As far as performance, couldn't tell ANY difference. The only way I would be able to tell would be to have it dynoed, to me not worth the effort to find out.
"Therefore, the further your fuel can resist preigniting, the more timing advance your engine can run, and the better your performance and mileage will be."
Not necessarily. There is a breaking point of no returns with timing, once it gets to just under pinging that is the sweet spot which will return the best mileage and performance.
Since you have a fixed compression ratio you can not squeeze out any more mileage or performance with higher octane fuel.
There is no extra energy in high octane fuels (that is why folks choose diesel engines since diesel has much more BTUs than gas which allows diesel to get better mileage and higher torque at much lower RPMs), the octane level is more for the predetonation, doesn't mean you get more BTU (which is where the power comes from).
What the higher octane does for you is to allow the computer to add a slight bit more spark advance. This allows your engine to squeeze a very small amount more efficiency from the fuel. In some engines it may mean that you will get a good deal better performance and mileage and some nothing extra. It all depends on how well the manufacturer has the computer dialed in to the engine. Some do better job upfront (in my case) and some do not.

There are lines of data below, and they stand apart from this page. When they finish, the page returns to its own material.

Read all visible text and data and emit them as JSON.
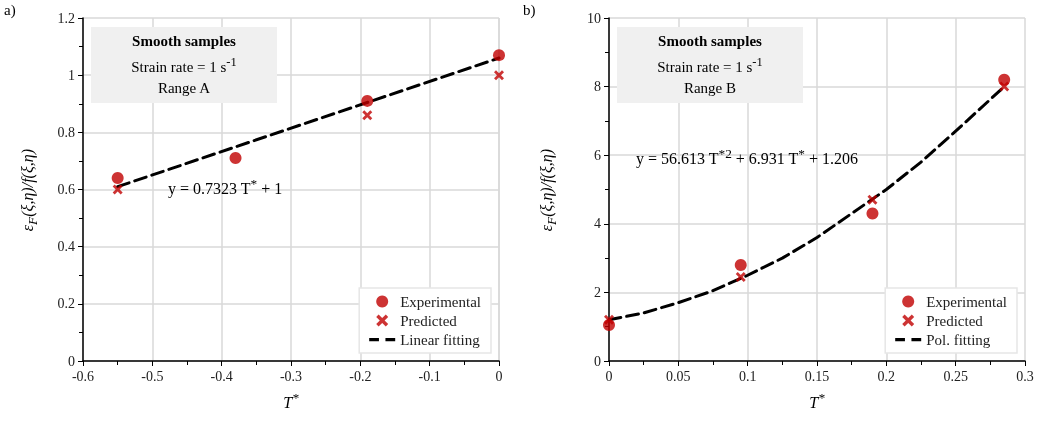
{
  "chart_data": [
    {
      "type": "scatter",
      "title": "a)",
      "xlabel": "T$^{*}$",
      "ylabel": "ε$_{F}$(ξ,η)/f(ξ,η)",
      "annotations": [
        "Smooth samples",
        "Strain rate = 1 s$^{-1}$",
        "Range A",
        "y = 0.7323 T$^{*}$ + 1"
      ],
      "x": [
        -0.55,
        -0.38,
        -0.19,
        0
      ],
      "series": [
        {
          "name": "Experimental",
          "color": "#c00000",
          "marker": "circle",
          "values": [
            0.64,
            0.71,
            0.91,
            1.07
          ]
        },
        {
          "name": "Predicted",
          "color": "#c00000",
          "marker": "cross",
          "values": [
            0.6,
            null,
            0.86,
            1.0
          ]
        },
        {
          "name": "Linear fitting",
          "type": "line",
          "color": "#000000",
          "marker": "none",
          "line_style": "dashed",
          "x": [
            -0.55,
            0
          ],
          "values": [
            0.61,
            1.06
          ]
        }
      ],
      "xlim": [
        -0.6,
        0
      ],
      "xticks": [
        -0.6,
        -0.5,
        -0.4,
        -0.3,
        -0.2,
        -0.1,
        0
      ],
      "ylim": [
        0,
        1.2
      ],
      "yticks": [
        0,
        0.2,
        0.4,
        0.6,
        0.8,
        1,
        1.2
      ],
      "grid": true,
      "legend": "bottom right"
    },
    {
      "type": "scatter",
      "title": "b)",
      "xlabel": "T$^{*}$",
      "ylabel": "ε$_{F}$(ξ,η)/f(ξ,η)",
      "annotations": [
        "Smooth samples",
        "Strain rate = 1 s$^{-1}$",
        "Range B",
        "y = 56.613 T$^{*2}$ + 6.931 T$^{*}$ + 1.206"
      ],
      "x": [
        0,
        0.095,
        0.19,
        0.285
      ],
      "series": [
        {
          "name": "Experimental",
          "color": "#c00000",
          "marker": "circle",
          "values": [
            1.05,
            2.8,
            4.3,
            8.2
          ]
        },
        {
          "name": "Predicted",
          "color": "#c00000",
          "marker": "cross",
          "values": [
            1.2,
            2.45,
            4.7,
            8.0
          ]
        },
        {
          "name": "Pol. fitting",
          "type": "line",
          "color": "#000000",
          "marker": "none",
          "line_style": "dashed",
          "x": [
            0,
            0.025,
            0.05,
            0.075,
            0.1,
            0.125,
            0.15,
            0.175,
            0.2,
            0.225,
            0.25,
            0.285
          ],
          "values": [
            1.2,
            1.4,
            1.7,
            2.05,
            2.5,
            3.0,
            3.6,
            4.3,
            5.0,
            5.8,
            6.7,
            8.0
          ]
        }
      ],
      "xlim": [
        0,
        0.3
      ],
      "xticks": [
        0,
        0.05,
        0.1,
        0.15,
        0.2,
        0.25,
        0.3
      ],
      "ylim": [
        0,
        10
      ],
      "yticks": [
        0,
        2,
        4,
        6,
        8,
        10
      ],
      "grid": true,
      "legend": "bottom right"
    }
  ]
}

"Naturally, some engines are way more sensitive to this than others. Some are right on the verge of pinging under extreme conditions, some aren't. "
For that reason I stated that one needs to test their own vehicle and choose what works the best for their vehicle.
There is no "one size fits all" blanket statement for which is the best to use.
If your engine is designed to burn regular 87 octane, then you just waste your money to burn higher octane. Before computers and electronics that adjust to various conditions, then perhaps it made some sense but that's the old days.